Tuesday, October 18, 2011

Where We Are

Two things on my new Twitter feed caught my attention this morning. The first was this photo, via Kevin Gosztola:

Image credit: We Are The 99 Percent

No, I haven't done the due diligence to find out if this particular photo is genuine. It came from We Are The 99 Percent, a website where people, mostly young ones, send in web cam images of themselves with their stories. Is this particular one true? I have no idea, but there are hundreds of thousands of stories just like hers in America these days. This is what high long-term unemployment does. It creates stories like these. This young lady's story was one of the last ones posted last Sunday, and I had to go through sixteen pages of other stories to get there.

The way things are going, we'll all be posting our stories there someday.

The other story was this one, via Ophelia Benson:
Sixty-six children under the age of 15 die from physical abuse or neglect every week in the industrialised world. Twenty-seven of those die in the US - the highest number of any other country.

Even when populations are taken into account, Unicef [sic] research from 2001 places the US equal bottom with Mexico on child deaths from maltreatment.

In Texas, one of the states with the worst child abuse records, the Dallas Children's Medical Center is dealing with a rising number of abused children[.]

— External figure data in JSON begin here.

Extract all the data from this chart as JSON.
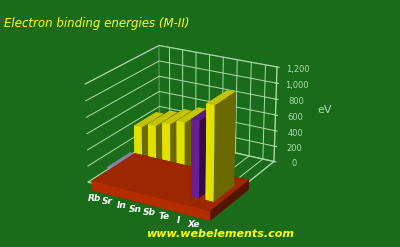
{
  "title": "Electron binding energies (M-II)",
  "ylabel": "eV",
  "watermark": "www.webelements.com",
  "categories": [
    "Rb",
    "Sr",
    "In",
    "Sn",
    "Sb",
    "Te",
    "I",
    "Xe"
  ],
  "values": [
    112,
    135,
    703,
    757,
    812,
    870,
    931,
    1149
  ],
  "bar_colors": [
    "#aaaadd",
    "#aaaadd",
    "#ffff00",
    "#ffff00",
    "#ffff00",
    "#ffff00",
    "#7722aa",
    "#ffff00"
  ],
  "bar_dark_colors": [
    "#7777aa",
    "#7777aa",
    "#aaaa00",
    "#aaaa00",
    "#aaaa00",
    "#aaaa00",
    "#441166",
    "#aaaa00"
  ],
  "background_color": "#1a6b1a",
  "ylim": [
    0,
    1200
  ],
  "yticks": [
    0,
    200,
    400,
    600,
    800,
    1000,
    1200
  ],
  "title_color": "#ffff00",
  "axis_color": "#aaddaa",
  "base_color": "#cc3300",
  "base_dark_color": "#882200",
  "grid_color": "#aaddaa",
  "watermark_color": "#ffff00",
  "elev": 22,
  "azim": -60
}
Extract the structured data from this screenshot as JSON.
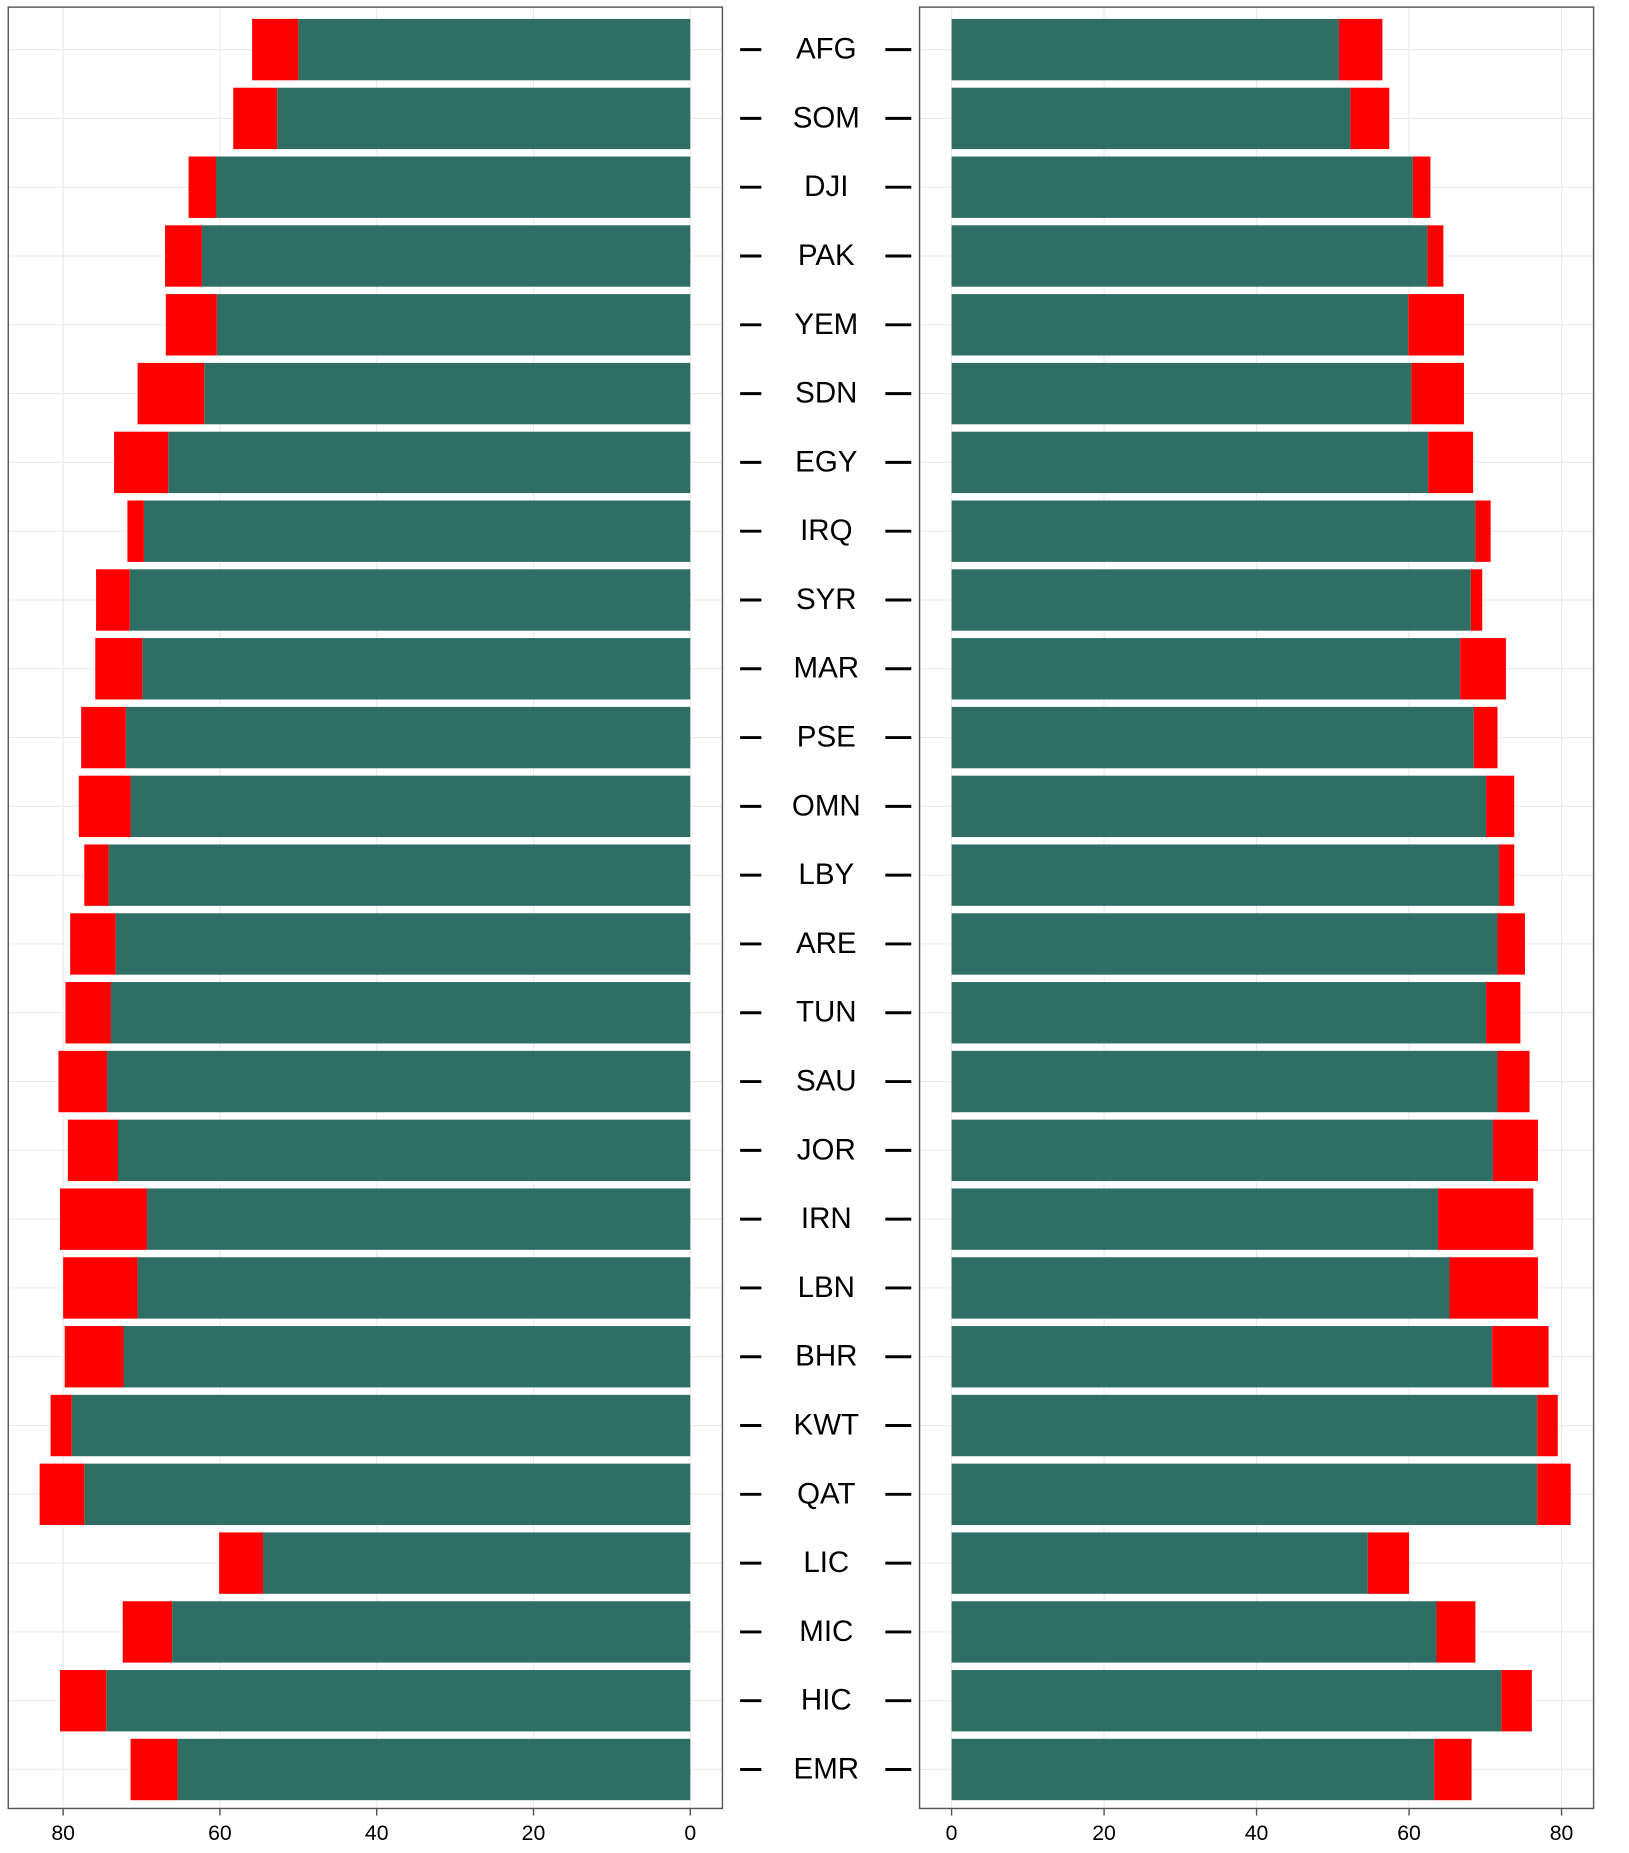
{
  "chart_data": [
    {
      "type": "bar",
      "orientation": "horizontal",
      "stacked": true,
      "categories": [
        "AFG",
        "SOM",
        "DJI",
        "PAK",
        "YEM",
        "SDN",
        "EGY",
        "IRQ",
        "SYR",
        "MAR",
        "PSE",
        "OMN",
        "LBY",
        "ARE",
        "TUN",
        "SAU",
        "JOR",
        "IRN",
        "LBN",
        "BHR",
        "KWT",
        "QAT",
        "LIC",
        "MIC",
        "HIC",
        "EMR"
      ],
      "series": [
        {
          "color": "#2e6e65",
          "values": [
            50.0,
            52.7,
            60.5,
            62.3,
            60.4,
            62.0,
            66.6,
            69.7,
            71.5,
            69.9,
            72.0,
            71.4,
            74.2,
            73.3,
            73.9,
            74.4,
            73.0,
            69.3,
            70.5,
            72.3,
            78.9,
            77.3,
            54.5,
            66.1,
            74.5,
            65.4
          ]
        },
        {
          "color": "#ff0000",
          "values": [
            5.9,
            5.6,
            3.5,
            4.7,
            6.5,
            8.5,
            6.9,
            2.1,
            4.3,
            6.0,
            5.7,
            6.6,
            3.1,
            5.8,
            5.8,
            6.2,
            6.4,
            11.1,
            9.5,
            7.5,
            2.7,
            5.7,
            5.6,
            6.3,
            5.9,
            6.0
          ]
        }
      ],
      "xlim": [
        87.0,
        -4.1
      ],
      "xticks": [
        80,
        60,
        40,
        20,
        0
      ],
      "grid": true
    },
    {
      "type": "bar",
      "orientation": "horizontal",
      "stacked": true,
      "series": [
        {
          "color": "#2e6e65",
          "values": [
            50.8,
            52.3,
            60.5,
            62.4,
            59.9,
            60.3,
            62.5,
            68.7,
            68.1,
            66.7,
            68.5,
            70.1,
            71.8,
            71.6,
            70.1,
            71.6,
            71.0,
            63.8,
            65.3,
            70.9,
            76.8,
            76.8,
            54.6,
            63.6,
            72.1,
            63.3
          ]
        },
        {
          "color": "#ff0000",
          "values": [
            5.7,
            5.1,
            2.3,
            2.1,
            7.3,
            6.9,
            5.9,
            2.0,
            1.5,
            6.0,
            3.1,
            3.7,
            2.0,
            3.6,
            4.5,
            4.2,
            5.9,
            12.5,
            11.6,
            7.4,
            2.7,
            4.4,
            5.4,
            5.1,
            4.0,
            4.9
          ]
        }
      ],
      "xlim": [
        -4.2,
        84.2
      ],
      "xticks": [
        0,
        20,
        40,
        60,
        80
      ],
      "grid": true
    }
  ]
}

America's child death shame
None of this is particularly surprising. The United States had one of the highest levels of infant mortality in the developed world even before the crash of 2008. With the depression we're now in, that's just going to get worse as both the privation and stress of long-term unemployment continue to take their toll.

Nor is it surprising that one of the worst places is Texas, one of those places where people go on about "family values". That's a phrase that mostly seems to mean that people have to share the particular prejudices of the people uttering it.

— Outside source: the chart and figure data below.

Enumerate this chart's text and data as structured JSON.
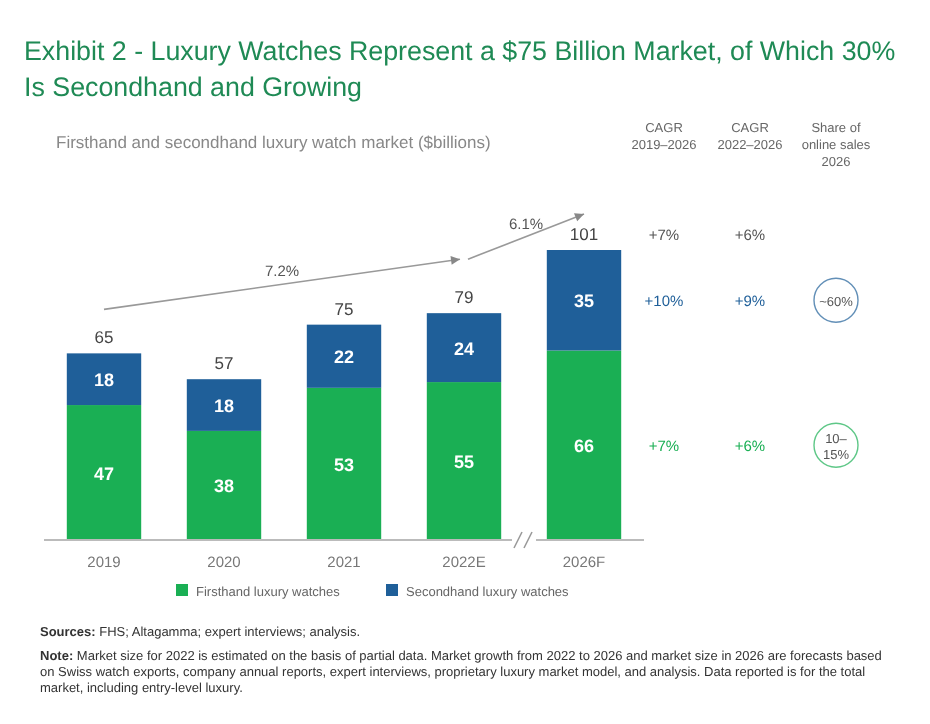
{
  "chart_data": {
    "type": "bar",
    "title": "Exhibit 2 - Luxury Watches Represent a $75 Billion Market, of Which 30%\nIs Secondhand and Growing",
    "subtitle": "Firsthand and secondhand luxury watch market ($billions)",
    "categories": [
      "2019",
      "2020",
      "2021",
      "2022E",
      "2026F"
    ],
    "series": [
      {
        "name": "Firsthand luxury watches",
        "color": "#1aaf54",
        "values": [
          47,
          38,
          53,
          55,
          66
        ]
      },
      {
        "name": "Secondhand luxury watches",
        "color": "#1f5f99",
        "values": [
          18,
          18,
          22,
          24,
          35
        ]
      }
    ],
    "stacked": true,
    "data_labels": true,
    "totals": [
      "65",
      "57",
      "75",
      "79",
      "101"
    ],
    "tick_labels": "x",
    "legend": "bottom",
    "annotations": [
      "7.2%",
      "6.1%",
      "CAGR\n2019–2026",
      "CAGR\n2022–2026",
      "Share of\nonline sales\n2026",
      "+7%",
      "+6%",
      "+10%",
      "+9%",
      "~60%",
      "+7%",
      "+6%",
      "10–\n15%",
      "Sources: FHS; Altagamma; expert interviews; analysis.",
      "Note: Market size for 2022 is estimated on the basis of partial data. Market growth from 2022 to 2026 and market size in 2026 are forecasts based on Swiss watch exports, company annual reports, expert interviews, proprietary luxury market model, and analysis. Data reported is for the total market, including entry-level luxury."
    ]
  }
}
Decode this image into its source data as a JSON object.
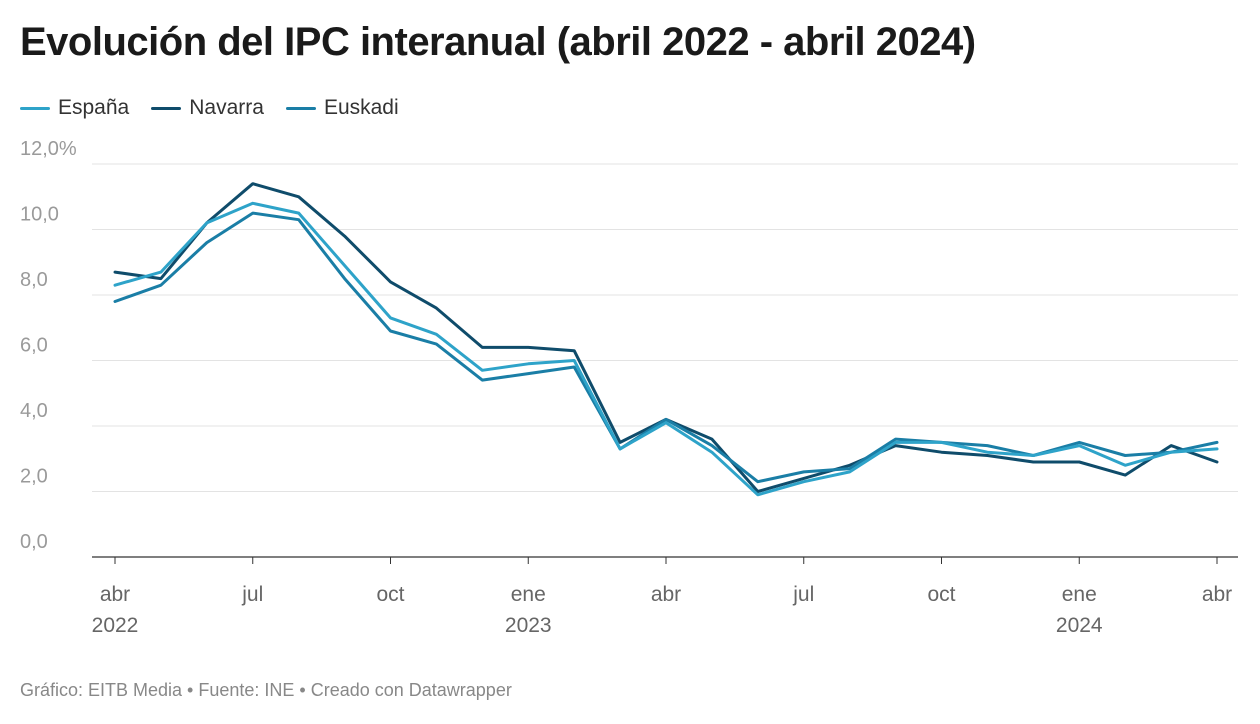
{
  "chart_data": {
    "type": "line",
    "title": "Evolución del IPC interanual (abril 2022 - abril 2024)",
    "xlabel": "",
    "ylabel": "",
    "ylim": [
      0,
      12
    ],
    "yticks": [
      "0,0",
      "2,0",
      "4,0",
      "6,0",
      "8,0",
      "10,0",
      "12,0%"
    ],
    "xticks": [
      {
        "month_index": 0,
        "label": "abr",
        "year": "2022"
      },
      {
        "month_index": 3,
        "label": "jul",
        "year": ""
      },
      {
        "month_index": 6,
        "label": "oct",
        "year": ""
      },
      {
        "month_index": 9,
        "label": "ene",
        "year": "2023"
      },
      {
        "month_index": 12,
        "label": "abr",
        "year": ""
      },
      {
        "month_index": 15,
        "label": "jul",
        "year": ""
      },
      {
        "month_index": 18,
        "label": "oct",
        "year": ""
      },
      {
        "month_index": 21,
        "label": "ene",
        "year": "2024"
      },
      {
        "month_index": 24,
        "label": "abr",
        "year": ""
      }
    ],
    "categories": [
      "abr 2022",
      "may 2022",
      "jun 2022",
      "jul 2022",
      "ago 2022",
      "sep 2022",
      "oct 2022",
      "nov 2022",
      "dic 2022",
      "ene 2023",
      "feb 2023",
      "mar 2023",
      "abr 2023",
      "may 2023",
      "jun 2023",
      "jul 2023",
      "ago 2023",
      "sep 2023",
      "oct 2023",
      "nov 2023",
      "dic 2023",
      "ene 2024",
      "feb 2024",
      "mar 2024",
      "abr 2024"
    ],
    "series": [
      {
        "name": "España",
        "color": "#2ea3c9",
        "values": [
          8.3,
          8.7,
          10.2,
          10.8,
          10.5,
          8.9,
          7.3,
          6.8,
          5.7,
          5.9,
          6.0,
          3.3,
          4.1,
          3.2,
          1.9,
          2.3,
          2.6,
          3.5,
          3.5,
          3.2,
          3.1,
          3.4,
          2.8,
          3.2,
          3.3
        ]
      },
      {
        "name": "Navarra",
        "color": "#0f4c6b",
        "values": [
          8.7,
          8.5,
          10.2,
          11.4,
          11.0,
          9.8,
          8.4,
          7.6,
          6.4,
          6.4,
          6.3,
          3.5,
          4.2,
          3.6,
          2.0,
          2.4,
          2.8,
          3.4,
          3.2,
          3.1,
          2.9,
          2.9,
          2.5,
          3.4,
          2.9
        ]
      },
      {
        "name": "Euskadi",
        "color": "#1a7ea6",
        "values": [
          7.8,
          8.3,
          9.6,
          10.5,
          10.3,
          8.5,
          6.9,
          6.5,
          5.4,
          5.6,
          5.8,
          3.3,
          4.2,
          3.4,
          2.3,
          2.6,
          2.7,
          3.6,
          3.5,
          3.4,
          3.1,
          3.5,
          3.1,
          3.2,
          3.5
        ]
      }
    ]
  },
  "footer": {
    "text": "Gráfico: EITB Media • Fuente: INE • Creado con Datawrapper"
  }
}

But this is where we are in America in 2011. We have one political party that doesn't give a damn about anyone who is out of the womb. The other one doesn't give a damn about anyone. And anyone who wants to believe otherwise can kiss my furry ass. Ultimately, people are defined by their actions, and both parties have stood by and let all this happen, when they haven't been trying to make things worse.

Little wonder that there's a pretty high correlation between the people who think that the Occupy movement is incoherent and the ones who long ago stopped asking themselves whether either party has done anything to make our society better lately.